CRJ 432    Comparative Criminal Justice
Credit Hours: 3
A comparative study of modern criminal justice systems in the world. The formal structure and informal operation of the various criminal justice models are examined, along with the cultural and historical environment in which they have developed and exist. Opportunities will be presented to analyze specific international problems, illustrating the cultural, economic, and political differences that affect their solution. Students will be challenged to analyze their own attitudes, behaviors, concepts, and beliefs regarding diversity and bigotry.

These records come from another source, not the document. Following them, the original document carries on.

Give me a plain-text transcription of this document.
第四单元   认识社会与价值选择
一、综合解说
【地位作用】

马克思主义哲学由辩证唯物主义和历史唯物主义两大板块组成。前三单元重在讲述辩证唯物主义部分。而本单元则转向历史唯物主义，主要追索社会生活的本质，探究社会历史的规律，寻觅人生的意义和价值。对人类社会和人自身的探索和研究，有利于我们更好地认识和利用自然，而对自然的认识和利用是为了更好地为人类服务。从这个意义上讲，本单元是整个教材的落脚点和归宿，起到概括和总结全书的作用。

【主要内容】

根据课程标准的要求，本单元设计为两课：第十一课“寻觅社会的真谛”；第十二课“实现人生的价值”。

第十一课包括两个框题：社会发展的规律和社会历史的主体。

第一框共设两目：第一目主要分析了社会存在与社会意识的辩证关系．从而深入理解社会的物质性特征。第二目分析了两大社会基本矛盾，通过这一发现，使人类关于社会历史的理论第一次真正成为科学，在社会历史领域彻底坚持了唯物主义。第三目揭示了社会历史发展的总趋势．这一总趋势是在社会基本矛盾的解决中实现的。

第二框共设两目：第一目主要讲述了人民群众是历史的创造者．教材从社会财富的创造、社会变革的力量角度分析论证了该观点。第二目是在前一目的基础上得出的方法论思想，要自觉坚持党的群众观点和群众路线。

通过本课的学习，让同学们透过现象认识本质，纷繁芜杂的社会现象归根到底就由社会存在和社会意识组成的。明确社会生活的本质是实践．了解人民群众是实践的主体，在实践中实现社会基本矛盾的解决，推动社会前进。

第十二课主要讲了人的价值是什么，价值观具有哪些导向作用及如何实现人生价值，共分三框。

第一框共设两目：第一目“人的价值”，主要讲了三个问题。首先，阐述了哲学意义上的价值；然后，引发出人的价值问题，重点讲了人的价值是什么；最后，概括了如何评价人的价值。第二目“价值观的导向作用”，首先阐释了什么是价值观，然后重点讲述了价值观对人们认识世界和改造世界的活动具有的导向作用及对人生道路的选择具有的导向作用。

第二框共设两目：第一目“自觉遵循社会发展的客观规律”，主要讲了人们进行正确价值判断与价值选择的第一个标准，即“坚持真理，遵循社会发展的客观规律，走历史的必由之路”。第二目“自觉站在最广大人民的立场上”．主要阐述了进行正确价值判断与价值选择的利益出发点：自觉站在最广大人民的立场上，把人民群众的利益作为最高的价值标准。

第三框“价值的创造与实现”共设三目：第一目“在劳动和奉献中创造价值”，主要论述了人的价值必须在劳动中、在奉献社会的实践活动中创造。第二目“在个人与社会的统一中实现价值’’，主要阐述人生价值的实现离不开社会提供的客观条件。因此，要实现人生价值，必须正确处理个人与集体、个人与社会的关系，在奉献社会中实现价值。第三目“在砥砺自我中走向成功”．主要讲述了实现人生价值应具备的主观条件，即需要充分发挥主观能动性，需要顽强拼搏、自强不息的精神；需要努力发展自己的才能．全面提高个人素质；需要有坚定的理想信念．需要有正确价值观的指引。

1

CRJ 441    Administrative Practices in Protective Services
Credit Hours: 3
Designed to provide students with an administrative perspective on the technical and operational components of the protective services industry. The focus will be on developing, implementing and evaluating policies and procedures applicable to specific organizational environments in both the public and private sectors. Legal, fiscal and personnel practices will also be discussed.

CRJ 442    Current Problems in Protective Services
Credit Hours: 3
Emphasis is on critical assessments of operational and administrative problems in public and private protective services. Students will be expected to examine specific problems within various contexts, including criminal and civil law; ethical and moral values; cost versus benefit; and global culture.

CRJ 450    Criminalistics and Forensics
Credit Hours: 3
This course deals with forensic investigative techniques and their relationship to successful criminal investigations and prosecutions. Current forensic technologies pertaining to the examination of questioned documents, fingerprint techniques, polygraph examination, ballistics, pathology, toxicology, and other chemical/laboratory tests will be considered. The evidentiary value of various technologies will also be explored.

CRJ 470-9 Special Topics
Credit Hours: 1-3
See CRJ 370-9 above.

CRJ 480/481  Practicum in Criminal Justice
Credit Hours: 1-6
Practical application of criminal justice knowledge. Students will work in one of several agencies located within the Quincy service area. A written report on the practicum is required as part of the comprehensive experience. Fifty (50) hours of practicum required per credit hour. Graded on A/F scale.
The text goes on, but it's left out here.